As wave after wave of scandals hit the Catholic and Southern Baptist churches over allegations of sexual abuse, pastor Liam Goligher and Tenth Presbyterian in Philadelphia appear determined to drag their church into the same quagmire. Indeed, recent emails that I have received suggest a profound lack of concern for victims of sexual abuse, as well as the possibility of a coverup by church officials.
- If Liam Goligher and Tenth Presbyterian really care about victims of sexual and other forms of abuse, why wouldn’t they treat Phil Snyder’s efforts as a welcome opportunity to speak up on behalf of possible victims?

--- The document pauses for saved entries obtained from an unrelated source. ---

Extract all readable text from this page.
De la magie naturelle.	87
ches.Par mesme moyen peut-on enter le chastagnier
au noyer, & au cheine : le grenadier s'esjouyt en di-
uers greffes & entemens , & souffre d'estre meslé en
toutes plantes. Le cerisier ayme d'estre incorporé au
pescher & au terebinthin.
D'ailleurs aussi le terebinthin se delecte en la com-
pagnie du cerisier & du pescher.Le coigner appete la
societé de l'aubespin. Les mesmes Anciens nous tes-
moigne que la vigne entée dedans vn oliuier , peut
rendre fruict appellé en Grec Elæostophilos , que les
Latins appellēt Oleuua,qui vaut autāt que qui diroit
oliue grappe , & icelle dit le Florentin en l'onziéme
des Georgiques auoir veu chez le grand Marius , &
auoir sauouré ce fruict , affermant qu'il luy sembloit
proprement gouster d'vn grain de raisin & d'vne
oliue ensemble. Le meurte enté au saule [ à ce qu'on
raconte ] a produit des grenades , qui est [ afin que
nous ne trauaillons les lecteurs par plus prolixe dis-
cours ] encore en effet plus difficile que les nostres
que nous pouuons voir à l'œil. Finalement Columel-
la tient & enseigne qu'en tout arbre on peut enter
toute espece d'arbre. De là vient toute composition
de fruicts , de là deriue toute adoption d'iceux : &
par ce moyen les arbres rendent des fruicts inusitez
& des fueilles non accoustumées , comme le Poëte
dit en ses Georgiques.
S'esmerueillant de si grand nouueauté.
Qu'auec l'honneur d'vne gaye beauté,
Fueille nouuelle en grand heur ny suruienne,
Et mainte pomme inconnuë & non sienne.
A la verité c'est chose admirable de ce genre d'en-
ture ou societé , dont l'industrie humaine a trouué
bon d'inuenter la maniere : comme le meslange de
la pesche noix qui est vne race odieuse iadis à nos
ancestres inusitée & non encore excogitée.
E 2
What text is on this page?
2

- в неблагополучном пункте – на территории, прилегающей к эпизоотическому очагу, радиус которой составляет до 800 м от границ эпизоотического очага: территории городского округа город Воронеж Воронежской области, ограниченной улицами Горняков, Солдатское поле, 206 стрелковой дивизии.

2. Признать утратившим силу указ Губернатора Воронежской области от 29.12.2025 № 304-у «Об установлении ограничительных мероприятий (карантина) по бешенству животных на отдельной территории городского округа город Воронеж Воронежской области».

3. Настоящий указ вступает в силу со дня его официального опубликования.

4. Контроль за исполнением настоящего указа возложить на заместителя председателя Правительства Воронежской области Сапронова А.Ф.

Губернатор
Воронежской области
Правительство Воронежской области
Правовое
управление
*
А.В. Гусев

- How could Session have already addressed the issue when the parties seemingly most effected/involved hadn’t been there during the discussions?
- Why wouldn’t the church itself have called the police? Isn’t that the criticism of the Catholic church, that it tries to handle allegations of abuse internally?
- Why would the church excommunicate Phil and apparently falsely claim he was being threatening if it didn’t have anything to hide?
- Why would Dave Collins state in his email that Session now considers the matter to be “closed,” without stating an outcome? Moreover, the reference to matters “directly observed,” sounds very much like an effort to silence a whistleblower, especially when coupled with the shallow reference to “prayer and encouragement.”
- Why would the alleged victim fear possible retaliation from church officials if Tenth Prsbyterian is a safe environment? My experience is that when people fear reprisals there’s a high likelihood that spiritual abuse is occurring right behind the scenes.
- Why on this green earth would you ever bring legal action against former parishioner (as in filing for an injunction)? As in my case, when a church goes to court with a member it invariably reveals that, right behind the scenes, it’s a very troubled place. And just like the Catholic church, the ends don’t justify the means.